The CIRCUMCENTER(C) of a triangle is the point in the plane equidistant from the three vertices of the triangle. Since a point equidistant from two points lies on the perpendicular bisector of the segment determined by the two points, the orthocenter is on the perpendicular bisector of each side of the triangle.

The three pairs of angles formed by the angle bisectors are equal to the angles in the triangle.

Click Here to view the circumcenter's location for various shapes of triangles.

CIRCUMSCRIBING A TRIANGLE
The circumcenter is equidistant the three vertices; therefore, it is the center of a circle that goes through these points. Using the circumcenter of the triangle as a center and a vertices as a point, a circumcircle can be created.

The hypotenuse of a right triangle is a diameter of the circumscribing circle.

Click Here to explore a circumcircle.

The INCENTER(I) of a triangle is the point on the interior of the triangle that is equidistant from the three sides.
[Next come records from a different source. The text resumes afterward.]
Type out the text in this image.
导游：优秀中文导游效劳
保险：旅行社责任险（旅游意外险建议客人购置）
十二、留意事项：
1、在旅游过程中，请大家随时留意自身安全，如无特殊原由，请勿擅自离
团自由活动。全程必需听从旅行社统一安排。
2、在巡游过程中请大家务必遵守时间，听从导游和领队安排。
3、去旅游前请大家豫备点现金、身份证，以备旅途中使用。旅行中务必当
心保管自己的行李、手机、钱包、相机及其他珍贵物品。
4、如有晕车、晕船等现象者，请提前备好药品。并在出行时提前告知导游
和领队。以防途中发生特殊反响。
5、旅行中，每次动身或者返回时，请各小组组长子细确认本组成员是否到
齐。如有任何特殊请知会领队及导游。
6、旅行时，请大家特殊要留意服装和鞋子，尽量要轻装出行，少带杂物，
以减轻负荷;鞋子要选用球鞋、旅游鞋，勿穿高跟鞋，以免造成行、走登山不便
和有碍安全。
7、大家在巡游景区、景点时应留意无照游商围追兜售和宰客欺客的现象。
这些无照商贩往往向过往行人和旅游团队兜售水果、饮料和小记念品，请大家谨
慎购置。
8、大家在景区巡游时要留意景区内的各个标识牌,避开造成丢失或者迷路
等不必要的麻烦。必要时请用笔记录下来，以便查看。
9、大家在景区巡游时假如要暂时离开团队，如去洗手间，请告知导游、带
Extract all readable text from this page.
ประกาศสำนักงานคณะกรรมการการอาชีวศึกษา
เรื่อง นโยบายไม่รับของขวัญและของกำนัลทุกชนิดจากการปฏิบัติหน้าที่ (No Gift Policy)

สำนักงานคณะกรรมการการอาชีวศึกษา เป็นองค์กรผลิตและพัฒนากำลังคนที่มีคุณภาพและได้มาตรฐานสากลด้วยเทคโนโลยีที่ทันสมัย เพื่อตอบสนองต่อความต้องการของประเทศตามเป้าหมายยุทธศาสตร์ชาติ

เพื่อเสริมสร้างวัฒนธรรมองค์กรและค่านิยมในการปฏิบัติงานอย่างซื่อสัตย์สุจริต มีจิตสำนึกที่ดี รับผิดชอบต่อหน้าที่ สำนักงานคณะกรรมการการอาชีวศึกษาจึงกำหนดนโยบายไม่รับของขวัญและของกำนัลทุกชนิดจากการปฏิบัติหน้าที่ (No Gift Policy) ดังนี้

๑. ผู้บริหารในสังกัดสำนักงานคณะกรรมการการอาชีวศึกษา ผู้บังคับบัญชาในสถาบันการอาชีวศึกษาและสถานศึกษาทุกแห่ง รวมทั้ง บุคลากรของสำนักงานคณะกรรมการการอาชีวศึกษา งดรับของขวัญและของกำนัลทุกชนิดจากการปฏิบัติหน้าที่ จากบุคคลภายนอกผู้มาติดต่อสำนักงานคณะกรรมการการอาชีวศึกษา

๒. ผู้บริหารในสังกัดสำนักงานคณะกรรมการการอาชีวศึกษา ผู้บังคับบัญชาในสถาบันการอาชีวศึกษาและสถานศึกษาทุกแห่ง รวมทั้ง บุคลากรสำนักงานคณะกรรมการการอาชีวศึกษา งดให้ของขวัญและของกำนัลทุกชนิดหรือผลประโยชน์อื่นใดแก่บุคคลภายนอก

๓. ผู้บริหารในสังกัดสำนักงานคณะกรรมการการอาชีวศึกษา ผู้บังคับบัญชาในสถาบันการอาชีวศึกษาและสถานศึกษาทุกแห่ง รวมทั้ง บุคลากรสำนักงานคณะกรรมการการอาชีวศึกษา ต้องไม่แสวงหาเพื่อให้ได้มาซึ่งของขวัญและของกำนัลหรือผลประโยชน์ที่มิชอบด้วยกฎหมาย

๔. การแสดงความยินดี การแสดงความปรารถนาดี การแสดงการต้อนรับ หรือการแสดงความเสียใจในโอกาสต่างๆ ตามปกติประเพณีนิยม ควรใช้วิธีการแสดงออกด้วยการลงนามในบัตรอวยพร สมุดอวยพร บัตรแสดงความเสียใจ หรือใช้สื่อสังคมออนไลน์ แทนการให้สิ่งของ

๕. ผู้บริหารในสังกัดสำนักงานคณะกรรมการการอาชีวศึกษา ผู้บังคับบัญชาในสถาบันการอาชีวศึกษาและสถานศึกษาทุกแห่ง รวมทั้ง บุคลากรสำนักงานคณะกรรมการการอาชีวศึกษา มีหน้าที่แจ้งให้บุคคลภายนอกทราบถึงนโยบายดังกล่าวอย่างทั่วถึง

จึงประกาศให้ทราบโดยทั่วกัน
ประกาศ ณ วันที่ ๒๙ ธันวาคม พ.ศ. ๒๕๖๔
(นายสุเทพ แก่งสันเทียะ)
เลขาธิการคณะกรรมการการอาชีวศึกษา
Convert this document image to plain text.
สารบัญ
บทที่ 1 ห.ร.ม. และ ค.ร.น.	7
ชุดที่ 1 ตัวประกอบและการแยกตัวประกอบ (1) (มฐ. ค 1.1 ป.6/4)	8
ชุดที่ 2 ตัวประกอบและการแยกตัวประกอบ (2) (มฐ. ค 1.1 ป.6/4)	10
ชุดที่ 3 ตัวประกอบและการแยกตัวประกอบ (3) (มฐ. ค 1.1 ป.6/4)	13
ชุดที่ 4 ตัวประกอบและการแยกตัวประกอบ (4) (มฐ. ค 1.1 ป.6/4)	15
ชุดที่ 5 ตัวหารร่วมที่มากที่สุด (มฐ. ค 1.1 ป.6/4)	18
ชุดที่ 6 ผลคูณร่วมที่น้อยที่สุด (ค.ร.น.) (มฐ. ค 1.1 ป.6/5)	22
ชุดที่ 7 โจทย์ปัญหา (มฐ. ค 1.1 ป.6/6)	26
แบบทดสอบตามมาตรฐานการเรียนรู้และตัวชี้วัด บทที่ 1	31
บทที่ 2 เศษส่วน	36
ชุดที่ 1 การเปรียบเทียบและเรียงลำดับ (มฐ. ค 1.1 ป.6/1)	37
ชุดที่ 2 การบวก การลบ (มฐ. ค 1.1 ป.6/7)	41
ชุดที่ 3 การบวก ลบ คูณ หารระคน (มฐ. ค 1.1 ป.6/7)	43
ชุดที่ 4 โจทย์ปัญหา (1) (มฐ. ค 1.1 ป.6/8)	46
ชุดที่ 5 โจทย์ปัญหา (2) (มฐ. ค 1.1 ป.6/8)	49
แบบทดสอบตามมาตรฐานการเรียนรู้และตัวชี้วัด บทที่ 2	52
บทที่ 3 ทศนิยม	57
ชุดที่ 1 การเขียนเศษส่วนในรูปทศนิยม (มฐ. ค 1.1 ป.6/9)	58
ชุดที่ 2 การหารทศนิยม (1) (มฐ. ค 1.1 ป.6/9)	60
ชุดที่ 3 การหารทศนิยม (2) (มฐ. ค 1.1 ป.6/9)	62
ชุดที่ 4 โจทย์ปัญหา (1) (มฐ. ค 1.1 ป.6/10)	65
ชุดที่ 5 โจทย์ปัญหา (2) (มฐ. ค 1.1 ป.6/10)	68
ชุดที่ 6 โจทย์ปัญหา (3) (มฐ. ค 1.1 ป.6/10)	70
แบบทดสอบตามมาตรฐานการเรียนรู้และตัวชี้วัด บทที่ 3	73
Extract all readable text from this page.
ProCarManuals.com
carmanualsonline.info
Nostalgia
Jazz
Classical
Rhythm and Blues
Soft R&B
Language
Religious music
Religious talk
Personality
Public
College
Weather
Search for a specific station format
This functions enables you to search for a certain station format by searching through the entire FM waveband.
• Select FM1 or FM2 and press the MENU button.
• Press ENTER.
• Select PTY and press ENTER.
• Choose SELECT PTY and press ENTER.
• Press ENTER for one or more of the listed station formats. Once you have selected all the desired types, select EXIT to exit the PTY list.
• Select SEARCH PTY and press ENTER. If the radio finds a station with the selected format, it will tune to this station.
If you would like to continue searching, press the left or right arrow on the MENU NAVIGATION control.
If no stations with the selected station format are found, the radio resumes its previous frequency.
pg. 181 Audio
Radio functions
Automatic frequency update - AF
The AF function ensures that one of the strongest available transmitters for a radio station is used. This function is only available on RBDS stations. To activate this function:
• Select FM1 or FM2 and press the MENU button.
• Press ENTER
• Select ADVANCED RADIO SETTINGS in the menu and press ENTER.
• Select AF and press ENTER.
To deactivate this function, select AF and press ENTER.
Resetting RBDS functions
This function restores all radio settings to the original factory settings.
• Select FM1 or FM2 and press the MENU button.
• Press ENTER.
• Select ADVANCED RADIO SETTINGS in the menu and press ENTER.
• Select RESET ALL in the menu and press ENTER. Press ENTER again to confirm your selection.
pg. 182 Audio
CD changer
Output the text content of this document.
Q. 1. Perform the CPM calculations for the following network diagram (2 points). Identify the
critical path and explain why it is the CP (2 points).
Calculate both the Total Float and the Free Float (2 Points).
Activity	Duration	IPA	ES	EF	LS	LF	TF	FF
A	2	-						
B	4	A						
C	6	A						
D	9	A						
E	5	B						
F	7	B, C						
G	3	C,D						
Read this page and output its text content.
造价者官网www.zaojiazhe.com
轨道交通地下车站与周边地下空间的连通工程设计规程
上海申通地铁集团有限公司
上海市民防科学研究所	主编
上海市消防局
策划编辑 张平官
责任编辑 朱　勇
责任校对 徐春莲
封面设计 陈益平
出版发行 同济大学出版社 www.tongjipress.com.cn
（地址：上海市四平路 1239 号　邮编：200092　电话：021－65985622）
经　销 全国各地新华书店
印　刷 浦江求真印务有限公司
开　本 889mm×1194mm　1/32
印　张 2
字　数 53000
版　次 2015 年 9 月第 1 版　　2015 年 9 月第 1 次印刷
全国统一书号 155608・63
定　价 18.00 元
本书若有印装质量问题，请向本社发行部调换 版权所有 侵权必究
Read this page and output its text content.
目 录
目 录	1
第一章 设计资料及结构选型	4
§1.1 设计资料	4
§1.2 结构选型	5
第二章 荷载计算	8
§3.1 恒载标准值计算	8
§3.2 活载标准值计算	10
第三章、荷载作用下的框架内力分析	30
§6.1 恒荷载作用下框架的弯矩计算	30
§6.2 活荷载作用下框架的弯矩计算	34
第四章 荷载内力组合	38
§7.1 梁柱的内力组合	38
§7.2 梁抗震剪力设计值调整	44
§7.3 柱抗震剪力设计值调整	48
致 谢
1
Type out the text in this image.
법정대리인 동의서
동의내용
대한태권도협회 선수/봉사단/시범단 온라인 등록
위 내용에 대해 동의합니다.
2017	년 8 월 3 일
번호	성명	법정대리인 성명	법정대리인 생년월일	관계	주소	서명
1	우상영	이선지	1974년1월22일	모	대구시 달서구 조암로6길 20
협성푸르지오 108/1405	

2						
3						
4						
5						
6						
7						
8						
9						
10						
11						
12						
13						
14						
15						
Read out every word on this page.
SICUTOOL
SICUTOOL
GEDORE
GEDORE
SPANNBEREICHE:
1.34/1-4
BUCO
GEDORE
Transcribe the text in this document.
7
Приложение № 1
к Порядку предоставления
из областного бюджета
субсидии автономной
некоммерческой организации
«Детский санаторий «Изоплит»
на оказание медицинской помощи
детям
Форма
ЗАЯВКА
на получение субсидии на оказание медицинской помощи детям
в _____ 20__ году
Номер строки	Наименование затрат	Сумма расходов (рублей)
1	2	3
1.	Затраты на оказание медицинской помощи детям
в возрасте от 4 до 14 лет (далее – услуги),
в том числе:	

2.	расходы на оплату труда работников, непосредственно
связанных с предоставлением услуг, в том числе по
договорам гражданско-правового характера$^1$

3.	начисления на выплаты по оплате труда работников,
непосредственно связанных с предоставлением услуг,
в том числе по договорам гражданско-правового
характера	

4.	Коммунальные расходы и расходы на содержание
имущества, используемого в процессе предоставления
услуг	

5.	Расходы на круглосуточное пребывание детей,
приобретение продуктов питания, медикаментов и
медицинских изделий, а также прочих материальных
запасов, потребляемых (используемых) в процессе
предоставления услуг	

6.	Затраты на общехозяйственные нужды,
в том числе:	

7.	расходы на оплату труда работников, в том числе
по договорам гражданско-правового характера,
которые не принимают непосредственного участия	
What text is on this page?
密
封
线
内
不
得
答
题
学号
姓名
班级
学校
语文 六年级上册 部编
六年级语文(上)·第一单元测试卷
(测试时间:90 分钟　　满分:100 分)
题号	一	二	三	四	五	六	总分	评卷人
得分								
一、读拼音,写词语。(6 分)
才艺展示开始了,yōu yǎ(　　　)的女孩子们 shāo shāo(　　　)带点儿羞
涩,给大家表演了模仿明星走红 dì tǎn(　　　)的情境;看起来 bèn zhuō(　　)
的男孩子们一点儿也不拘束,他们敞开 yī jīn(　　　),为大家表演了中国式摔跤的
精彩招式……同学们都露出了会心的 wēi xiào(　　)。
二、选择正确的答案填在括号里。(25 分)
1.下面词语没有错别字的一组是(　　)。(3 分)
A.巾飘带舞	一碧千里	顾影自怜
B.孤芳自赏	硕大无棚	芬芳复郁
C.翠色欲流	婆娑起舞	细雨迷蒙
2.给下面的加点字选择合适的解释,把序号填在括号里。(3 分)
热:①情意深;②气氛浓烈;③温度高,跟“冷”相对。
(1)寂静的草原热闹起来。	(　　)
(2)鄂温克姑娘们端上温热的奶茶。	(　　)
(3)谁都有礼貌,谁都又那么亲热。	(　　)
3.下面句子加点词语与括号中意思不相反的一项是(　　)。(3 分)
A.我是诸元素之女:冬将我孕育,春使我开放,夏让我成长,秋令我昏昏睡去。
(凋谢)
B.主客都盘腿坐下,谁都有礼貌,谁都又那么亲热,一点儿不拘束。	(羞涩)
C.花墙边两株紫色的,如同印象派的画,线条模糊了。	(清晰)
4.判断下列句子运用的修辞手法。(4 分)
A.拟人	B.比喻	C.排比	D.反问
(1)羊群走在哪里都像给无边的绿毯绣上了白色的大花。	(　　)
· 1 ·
Since a point interior to an angle that is equidistant from the two sides of the angle lies on the angle bisector, then the incenter must be on the angle bisector of each angle of the triangle.

Click Here to view the incenter's location for various shapes of triangles.

INSCRIBING A TRIANGLE
The distance from the incenter to each side(along the angle bisectors) is the same. Using the incenter of the triangle as a center and the midpoint of a side as a point, a circle can be created. However, if the triangle is changed the circle doesn't stay inscribed. Using a line through the incenter, perpendicular to any side, an incircle constructed through this incenter and the intersection will stay inside of any triangle.

Click Here to explore an inscribed triangle.

The NINE-POINT CIRCLE for any triangle passes through the three mid-points of the sides, the three feet of the altitudes, and the three midpoints of the segments for the respective vertices to the orthocenter.

Click Here to explore a Nine-Point Circle

The EULER LINE for any triangle is the connection of the centroid, orthocenter, and circumcenter. The incenter also falls on this line for isosceles triangles. All four points are coincident in an equilateral triangle.